Schäden aus dem terroristischen Einsatz von „ABC-Waffen“ strichen die Versicherungen 2003 nach den Attentaten mit Milzbranderregern weitest gehend aus ihren Bedingungswerken. Eine der wenigen Ausnahmen sind die europäischen Luftfahrtgesellschaften. Doch auch ihnen droht inzwischen das gleiche Schicksal. Seit rund anderthalb Jahren verhandeln Luftfahrtindustrie und Assekuranz über den Fortbestand der aktuell noch geltenden Versicherungsbedingungen.

„Wenn die derzeitigen Vertragsregeln eingeschränkt werden, müssen die Luftfahrtflotten am Boden bleiben. Die Haftpflicht ist eine Pflichtversicherung, “ sagt Dr. Wolf Müller-Rostin, Chefjustiziar der Delvag Luftfahrtversicherungs-AG.

Die Delvag ist Versicherer und Makler des Lufthansa-Konzerns. Für den internationalen Luftverkehr sind die Unfallversicherung für Passagiere sowie die Passagier-, Fracht- und Dritthaftpflichtversicherung vorgeschrieben. Jeder Staat kann Maschinen ohne Dritthaftpflichtversicherung Starts und Landungen, aber auch den Überflug untersagen.

Für Müller-Rostin ist es absehbar, dass das internationale Versicherungskonsortium am Londoner Markt, das der Luftfahrt Kriegskasko- und -haftpflichtpolicen anbietet, die Verträge mit den aktuellen Bedingungen aufkündigen wird.

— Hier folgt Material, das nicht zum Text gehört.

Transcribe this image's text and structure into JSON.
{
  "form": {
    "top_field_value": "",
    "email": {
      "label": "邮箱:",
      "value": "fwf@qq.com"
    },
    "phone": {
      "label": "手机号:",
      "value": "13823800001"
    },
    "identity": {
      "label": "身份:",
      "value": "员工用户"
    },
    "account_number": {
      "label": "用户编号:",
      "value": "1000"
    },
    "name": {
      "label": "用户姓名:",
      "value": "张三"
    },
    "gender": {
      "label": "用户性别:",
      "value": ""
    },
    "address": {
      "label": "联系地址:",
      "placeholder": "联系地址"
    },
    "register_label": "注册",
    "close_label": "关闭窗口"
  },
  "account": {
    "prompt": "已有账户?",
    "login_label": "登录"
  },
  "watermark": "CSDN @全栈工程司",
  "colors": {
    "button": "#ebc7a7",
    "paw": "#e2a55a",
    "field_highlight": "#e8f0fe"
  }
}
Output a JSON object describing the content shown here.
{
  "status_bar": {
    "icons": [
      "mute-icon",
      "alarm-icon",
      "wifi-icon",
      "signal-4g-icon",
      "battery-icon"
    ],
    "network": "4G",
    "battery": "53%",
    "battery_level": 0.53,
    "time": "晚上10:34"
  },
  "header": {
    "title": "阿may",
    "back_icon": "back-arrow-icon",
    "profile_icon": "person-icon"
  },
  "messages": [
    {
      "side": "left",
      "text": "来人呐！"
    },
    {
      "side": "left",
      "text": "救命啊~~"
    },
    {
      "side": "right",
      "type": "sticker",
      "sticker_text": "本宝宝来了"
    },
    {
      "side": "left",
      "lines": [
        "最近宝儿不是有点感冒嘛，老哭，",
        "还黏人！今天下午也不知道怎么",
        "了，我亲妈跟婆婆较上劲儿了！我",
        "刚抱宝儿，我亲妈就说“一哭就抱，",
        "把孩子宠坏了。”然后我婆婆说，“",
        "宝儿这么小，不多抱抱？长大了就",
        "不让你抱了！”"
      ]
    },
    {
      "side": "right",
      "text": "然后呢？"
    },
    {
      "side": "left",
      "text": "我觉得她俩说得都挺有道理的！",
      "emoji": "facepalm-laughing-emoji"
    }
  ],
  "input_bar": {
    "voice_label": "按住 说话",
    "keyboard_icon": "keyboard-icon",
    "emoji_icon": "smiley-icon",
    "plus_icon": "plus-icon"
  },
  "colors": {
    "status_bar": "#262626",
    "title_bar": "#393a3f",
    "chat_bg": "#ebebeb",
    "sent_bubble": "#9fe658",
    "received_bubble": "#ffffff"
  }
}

Luftfahrtindustrie, EU-Kommission und Assekuranz suchen daher ganz aktuell in Brüssel wieder nach einer Lösung. Seitens der Wirtschaft wird natürlich eine Staatshaftung bevorzugt, wodurch sich die hohen Versicherungsprämien verbilligen würden.

In den USA ist der Versicherungsschutz über den Terrorism Risk Insurance Act (TRIA) gesetzlich geregelt. Die knapp 80 Airlines zahlen daher nur rund 140 Mio. $ Versicherungsprämie jährlich – was in etwa dem entspricht, was die Lufthansa alleine aufzubringen hat, so Müller-Rostin.

In der Flugzeugkasko-Versicherung werden der Lufthansa Schäden durch dirty bombs (Anschläge mit ABC-Waffen) inzwischen nur noch zu 75 % ersetzt. „Im Einzelfall ist dies sicherlich nicht sehr gravierend. Problematisch wird es aber, wenn ein verseuchtes Flugzeug zwischen einem Dutzend anderer geparkt wird“, kritisiert Müller-Rostin.

Nach dem 11. September 2001 wurde die Versicherung gegen Terrorismus weltweit neu geregelt. Von diesem Risiko sind im Wesentlichen die Sach-, Haftpflicht- und Betriebsunterbrechungsversicherungen betroffen. In einigen Ländern gibt es staatliche Lösungen, wie etwa in Kanada, Südafrika, Nordirland und Israel. In den USA muss über die Fortsetzung von TRIA zum Jahresende entschieden werden.

In Frankreich und den Niederlanden ist die Terrorversicherung Pflicht. In Frankreich wird beispielsweise von allen Sachpolicen, deren Versicherungssumme über 6 Mio. € liegt, ein Prämienanteil an den Terrorismuspool GAREAT weitergegeben. Ähnlich verfährt man in Spanien mit der staatlichen Consorcio.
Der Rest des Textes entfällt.